Selon cette même étude publiée dans la revue scientifique Nature, cette technologie se fonde sur la forme de la bouche et les sons qu'elle produirait, au lieu de scruter le cerveau à la recherche de signaux électriques qui codent chaque mot. Dès lors, quelle valeur peut-on conférer au discours synthétisé qui sort de ce "conduit vocal virtuel" ? Est-il exact de dire que cet implant cérébral lit les pensées et les transforme en parole ?

Justement, l’astuce des chercheurs est d’avoir contourné le problème trop complexe de l’identification de la signature cérébrale de la pensée « globale » d’un mot, en utilisant uniquement le décodage des impulsions électriques produites par les régions motrices de notre cerveau qui contrôlent les muscles pharyngés et nous permettent d’articuler différentes syllabes. Ainsi, l’implant cérébral qui est posé en proximité de ces régions cérébrales contrôlant l’articulation des sons, identifie et décode par exemple le signal électrique correspondant à la syllabe « ba » ou au son « to ». Donc quand la personne veut prononcer le mot « bateau », l’implant va transmettre les signaux électriques du cortex moteur des signatures cérébrales des syllabes « ba » et « to » ,  qui seront ensuite identifiés et produits par une interface vocale. Donc, d’une certaine manière l’implant cérébral « lit » les pensées du patient en ce sens qu’il identifie les signatures électriques des sons du langage auxquels ce dernier pense. On se rend bien compte qu’il s’agit pour le moment d’une "lecture de pensée » très basique, néanmoins ce résultat est tout à fait remarquable et ouvre la voie (on pourrait dire « ouvre la voix » pour les patients) à des applications cliniques futures tout à fait extraordinaires. 


En plus de rétablir la parole chez ceux qui en ont perdu l'usage, les chercheurs nourrissent l'espoir, grâce à un tel appareil, d'aider des personnes qui n'ont jamais parlé, y compris des enfants atteints de paralysie cérébrale. L'invention de cette interface cerveau-machine ne soulève-t-elle pas un débat bioéthique quant à l'intervention scientifique sur des organes humains ?

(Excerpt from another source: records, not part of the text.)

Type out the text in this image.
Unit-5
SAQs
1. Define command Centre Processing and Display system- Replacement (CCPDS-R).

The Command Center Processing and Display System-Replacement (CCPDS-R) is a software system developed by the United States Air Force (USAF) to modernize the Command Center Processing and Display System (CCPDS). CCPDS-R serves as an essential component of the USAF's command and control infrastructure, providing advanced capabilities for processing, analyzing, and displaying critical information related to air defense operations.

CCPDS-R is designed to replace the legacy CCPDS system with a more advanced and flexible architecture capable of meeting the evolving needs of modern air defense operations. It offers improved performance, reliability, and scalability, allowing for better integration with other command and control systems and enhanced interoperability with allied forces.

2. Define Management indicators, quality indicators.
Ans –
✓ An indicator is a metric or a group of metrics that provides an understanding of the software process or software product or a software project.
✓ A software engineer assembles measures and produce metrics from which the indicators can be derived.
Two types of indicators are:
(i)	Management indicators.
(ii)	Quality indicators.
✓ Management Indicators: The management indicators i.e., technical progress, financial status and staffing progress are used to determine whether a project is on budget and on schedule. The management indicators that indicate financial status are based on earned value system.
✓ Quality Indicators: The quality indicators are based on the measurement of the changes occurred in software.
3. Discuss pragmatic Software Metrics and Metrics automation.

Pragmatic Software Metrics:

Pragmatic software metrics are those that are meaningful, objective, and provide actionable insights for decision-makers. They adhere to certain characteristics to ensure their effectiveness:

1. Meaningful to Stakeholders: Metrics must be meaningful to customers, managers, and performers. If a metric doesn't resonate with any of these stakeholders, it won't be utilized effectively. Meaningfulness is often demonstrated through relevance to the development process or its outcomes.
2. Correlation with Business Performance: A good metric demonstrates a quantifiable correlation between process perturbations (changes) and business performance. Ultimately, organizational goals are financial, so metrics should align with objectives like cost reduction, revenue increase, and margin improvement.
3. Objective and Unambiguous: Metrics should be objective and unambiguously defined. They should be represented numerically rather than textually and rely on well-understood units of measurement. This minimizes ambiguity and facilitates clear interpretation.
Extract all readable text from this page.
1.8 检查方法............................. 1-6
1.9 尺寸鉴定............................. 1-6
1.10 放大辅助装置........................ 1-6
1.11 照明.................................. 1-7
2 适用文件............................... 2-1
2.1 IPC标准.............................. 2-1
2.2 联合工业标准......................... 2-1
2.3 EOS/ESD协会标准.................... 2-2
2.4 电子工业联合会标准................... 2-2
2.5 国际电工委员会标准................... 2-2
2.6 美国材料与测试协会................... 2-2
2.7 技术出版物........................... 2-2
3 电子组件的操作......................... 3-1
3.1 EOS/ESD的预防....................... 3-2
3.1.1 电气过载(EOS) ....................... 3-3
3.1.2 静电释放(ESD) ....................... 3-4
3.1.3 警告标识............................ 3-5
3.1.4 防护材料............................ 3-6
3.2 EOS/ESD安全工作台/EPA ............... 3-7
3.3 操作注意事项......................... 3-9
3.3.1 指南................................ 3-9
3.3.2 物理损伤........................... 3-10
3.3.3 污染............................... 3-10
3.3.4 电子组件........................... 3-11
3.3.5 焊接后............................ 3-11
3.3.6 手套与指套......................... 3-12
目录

Tout d’abord, la possibilité de redonner la parole à des personnes (en particulier des enfants) qui n’auraient jamais fait l’expérience du langage semble difficile car pour que votre cerveau soit en capacité de produire une activité liée à la prononciation de syllabes du langage encore faut-il qu’il ait appris à le faire. La capacité des régions cérébrales à produire de manière coordonnée les sons de la parole s’acquiert chez le bébé et en l’absence de pratique de l’articulation des sons de la parole il est peu probable que l’on puisse utiliser la même technologie de décodage utilisée dans cette expérience. La technologie utilisée ici est extrêmement pertinente pour des patients qui perdent l’usage de la parole, et en ce sens ne pose pas de question éthique car il ne s’agit pas d’essayer d’augmenter une quelconque capacité cognitive chez des sujets sains par cette interface homme-machine, mais clairement de proposer une technologie de réhabilitation permettant à des patients de pouvoir de nouveau communiquer presque « naturellement ». De la même manière, on ne se pose pas la question du débat éthique concernant les travaux qui permettent actuellement à des personnes paralysée de pouvoir remarcher grâce à des implants, mais bien évidemment il ne faut pas occulter que certains aspects de ces technologies pourraient à terme trouver des applications d’ordre militaire (commande par la pensée d’exosquelettes de combat ou de robots), et qu’il est toujours important d’être vigilant dès qu’il s’agit de suppléer ou de modifier le vivant.